Part of it was watching Sherrod encouraging other people to run for offices. You listen, you watch his face, you listen to his voice, hear the life in it when he's talking about it. I was aware that we were getting really comfortable at a time when so many people weren't. We had made careers championing people, fighting for people who needed someone to stick up for them. So who are we to get comfortable now? He wouldn't tell anyone that I was the holdup. He got hammered. Everybody was so critical when he got in. [He nudged another Democratic candidate, Paul Hackett, out of the race.] I said, "Sherrod, just tell them it was me." He said, "I'm not going to be that kind of husband. I'm going to blame my wife?"

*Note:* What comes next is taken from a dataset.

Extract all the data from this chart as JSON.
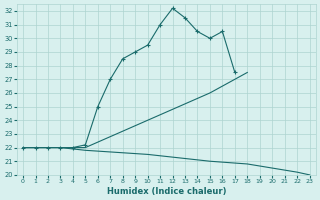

How many of your fears about him running for Senate came true, and how did you deal with them?
I was very afraid of [Republican political adviser] Karl Rove. I'm not afraid of Karl Rove anymore. I knew how nasty he could get, and his tactics did not work. I knew it would be hard to watch my husband get attacked on television. I had no idea how hard. My career has survived. Our marriage is stronger than ever. I know him better than I ever did before, and I like who I've discovered.
Are there any topics you still feel you can't or shouldn't write about in your column because you're married to Sherrod?
The only thing I'm careful about is, I'm in touch with his staff, because if he's the author of a bill, I need to know that, because I don't want to inadvertently write about something he's about to propose on the floor. I would've loved to have written about the first woman head of the AFL-CIO here [in Cleveland], but the reason she had the chance to take this job was because of John Ryan's leaving to work for Sherrod's office. So that sort of eliminated it for me.
Is your column changing now that you're nationally syndicated?
Not really. I was already trying to do more of the national issues, because my boss had said he thought I should, before I left the paper. A successful column, even when it's personal, is specific to you or your community, but it's the doorway into a larger issue.